3 HP Terbaik 2026 di Bawah Rp 10 Juta, Tawarkan Performa Kencang ala Flagship

Berikut HP terbaik 2026 di bawah Rp 10 juta dengan performa kencang, layar AMOLED, dan fitur unggulan.

Diterbitkan 28 Maret 2026, 06:00 WIB
Share
Copy Link
Batalkan

Liputan6.com, Jakarta - Saat menilai sebuah HP yang andal, konsumen tidak selalu harus memilih perangkat flagship dari Apple, Samsung, atau Huawei.

Saat ini tersedia banyak pilihan ponsel dengan harga di bawah Rp 10 juta bahkan beberapa di antaranya berada di bawah Rp 8 jutaan, namun tetap menawarkan performa mumpuni.

Perangkat pada segmen ini umumnya telah dibekali dengan daya tahan baterai yang mampu bertahan seharian, layar AMOLED dengan kualitas baik, serta System-on-Chip (SoC) yang cukup bertenaga untuk menjalankan berbagai aktivitas sehari-hari, kecuali bermain game dengan kebutuhan grafis tinggi.

Menariknya, ponsel kelas menengah hingga entry-level kini mampu menghadirkan performa yang kerap kali melampaui ekspetasi. Bahkan, dalam beberapa aspek mampu menyaingi perangkat flagship. Bagi sebagian besar pengguna dengan kebutuhan penggunaan sehari-hari, perbedaan antara ponsel terjangkau dengan ponsel premium kerap tidak terlalu signifikan.

Meski demikian, tidak semua perangkat di kelas ini menawarkan nilai yang setara dengan harganya. Ada ponsel yang benar-benar memberikan value for money, namun ada juga yang justru tampil di bawah ekspektasi meski dibanderol dengan harga yang terjangkau.

Berikut tiga pilihan HP terbaik di segmen entery-level hingga menengah yang menawarkan kombinasi performa, fitur, dan harga paling kompetitif, sebagaimana dikutip dari BGR, Jumat (27/3/2026).

1. Samsung Galaxy A17 5G

Galaxy A17 5G merupakan salah satu ponsel entry-level terbaru yang dikerluarkan oleh Samsung dengan harga terjangkau. Perangkat ini dibanderol dengan harga di kisaran Rp 2,8 juta hingga Rp 3,7 jutaan.

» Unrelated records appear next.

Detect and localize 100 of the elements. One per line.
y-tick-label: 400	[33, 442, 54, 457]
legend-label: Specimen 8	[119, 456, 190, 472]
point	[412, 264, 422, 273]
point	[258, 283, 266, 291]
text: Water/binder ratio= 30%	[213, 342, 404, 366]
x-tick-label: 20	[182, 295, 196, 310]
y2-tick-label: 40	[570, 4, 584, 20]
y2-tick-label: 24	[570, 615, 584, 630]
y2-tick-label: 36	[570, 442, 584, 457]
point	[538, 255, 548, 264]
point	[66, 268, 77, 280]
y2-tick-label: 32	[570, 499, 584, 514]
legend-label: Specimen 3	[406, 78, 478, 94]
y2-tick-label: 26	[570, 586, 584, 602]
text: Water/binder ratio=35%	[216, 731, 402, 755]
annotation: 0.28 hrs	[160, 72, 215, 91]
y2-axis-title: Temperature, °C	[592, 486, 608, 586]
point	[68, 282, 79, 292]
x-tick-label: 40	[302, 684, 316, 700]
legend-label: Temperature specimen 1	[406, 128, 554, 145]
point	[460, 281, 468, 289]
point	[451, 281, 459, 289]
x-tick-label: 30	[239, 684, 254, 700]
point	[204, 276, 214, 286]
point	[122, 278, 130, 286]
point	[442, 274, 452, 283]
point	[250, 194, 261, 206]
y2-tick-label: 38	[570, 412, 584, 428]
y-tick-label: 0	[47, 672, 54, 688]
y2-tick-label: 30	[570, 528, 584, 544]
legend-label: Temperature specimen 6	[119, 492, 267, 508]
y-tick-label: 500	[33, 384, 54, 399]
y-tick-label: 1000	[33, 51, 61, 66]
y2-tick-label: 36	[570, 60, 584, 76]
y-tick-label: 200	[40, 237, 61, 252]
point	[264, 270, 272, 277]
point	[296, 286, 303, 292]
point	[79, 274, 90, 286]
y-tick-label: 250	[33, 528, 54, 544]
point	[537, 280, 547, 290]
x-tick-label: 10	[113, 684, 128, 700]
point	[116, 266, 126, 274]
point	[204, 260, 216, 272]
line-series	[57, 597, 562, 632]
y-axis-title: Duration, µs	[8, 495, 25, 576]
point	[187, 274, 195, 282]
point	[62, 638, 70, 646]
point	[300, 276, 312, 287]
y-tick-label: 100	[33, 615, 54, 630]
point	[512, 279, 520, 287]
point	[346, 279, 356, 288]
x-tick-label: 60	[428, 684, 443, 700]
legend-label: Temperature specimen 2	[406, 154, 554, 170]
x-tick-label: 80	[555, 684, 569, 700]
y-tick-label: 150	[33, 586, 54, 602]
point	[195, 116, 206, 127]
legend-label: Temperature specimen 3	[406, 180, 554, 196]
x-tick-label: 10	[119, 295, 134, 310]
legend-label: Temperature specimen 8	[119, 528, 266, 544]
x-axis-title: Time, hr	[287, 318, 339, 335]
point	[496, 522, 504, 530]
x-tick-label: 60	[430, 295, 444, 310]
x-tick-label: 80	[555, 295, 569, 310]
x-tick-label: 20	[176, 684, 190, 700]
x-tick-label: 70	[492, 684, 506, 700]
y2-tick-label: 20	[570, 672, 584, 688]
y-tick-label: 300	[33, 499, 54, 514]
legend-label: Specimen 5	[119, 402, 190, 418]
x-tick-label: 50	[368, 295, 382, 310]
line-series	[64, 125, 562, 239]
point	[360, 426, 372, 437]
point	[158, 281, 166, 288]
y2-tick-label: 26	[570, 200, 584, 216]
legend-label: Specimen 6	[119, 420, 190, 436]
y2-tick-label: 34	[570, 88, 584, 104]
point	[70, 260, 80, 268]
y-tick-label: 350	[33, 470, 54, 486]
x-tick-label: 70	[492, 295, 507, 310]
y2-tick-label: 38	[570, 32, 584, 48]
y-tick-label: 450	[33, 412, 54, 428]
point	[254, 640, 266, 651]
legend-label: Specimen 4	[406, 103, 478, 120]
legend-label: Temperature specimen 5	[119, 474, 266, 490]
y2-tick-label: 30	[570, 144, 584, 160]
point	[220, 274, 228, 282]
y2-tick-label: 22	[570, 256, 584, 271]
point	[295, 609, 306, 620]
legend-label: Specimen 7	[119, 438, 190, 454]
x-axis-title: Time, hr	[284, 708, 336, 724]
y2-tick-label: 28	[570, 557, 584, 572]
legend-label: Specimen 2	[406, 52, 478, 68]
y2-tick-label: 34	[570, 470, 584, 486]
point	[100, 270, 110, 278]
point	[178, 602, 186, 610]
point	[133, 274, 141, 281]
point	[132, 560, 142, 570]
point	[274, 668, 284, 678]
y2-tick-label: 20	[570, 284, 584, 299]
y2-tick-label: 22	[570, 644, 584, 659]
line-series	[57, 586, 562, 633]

Meski berada di kelas entry-level, ponsel ini dapat bertahan dari beberapa benturan berkat lapisan Corning Gorilla Glass Victus yang tahan dikenal tahan gores dan lebih kuat terhadap benturan ringan.

Dari sisi tampilan, smartphone ini dibekali layar Super AMOLED berukuran 6,7 inci dengan resolusi FHD+. Panel tersebut juga didukung refresh rate 90Hz.

Dirilis pada 2025, Galaxy A17 5G masih menjadi salah satu pilihan ponsel murah yang menarik di 2026. Namun, dengan harga yang terbilang murah perangkat ini dibekali RAM 4GB dan masih mengandalkan chipset Exynos 1330.

Meski demikian, perangkat ini tetap menawarkan nilai lebih dari sisi dukungan perangkat lunak. Samsung menjanjikan pembaruan sistem operasi dan keamanan hingga enam tahun, menjadikannya salah satu keunggulan di kelasnya.

2. OnePlus 13R

OnePlus 13R hadir sebagai perangkat yang menawarkan performa mendekati kelas flagship. Smartphone ini dibekali RAM 12GB serta ditenagai chipset Snapdragon 8 Gen 3, yang lebih dari mumpuni untuk menjalankan berbagai game dan aplikasi berat.

Selain itu, perusahaan juga membekali ponsel ini dengan baterai berkapasitas besar, layar LTPO dengan refresh rate 120Hz yang cerah, serta dukungan pengisian daya cepat 55W hingga 80W.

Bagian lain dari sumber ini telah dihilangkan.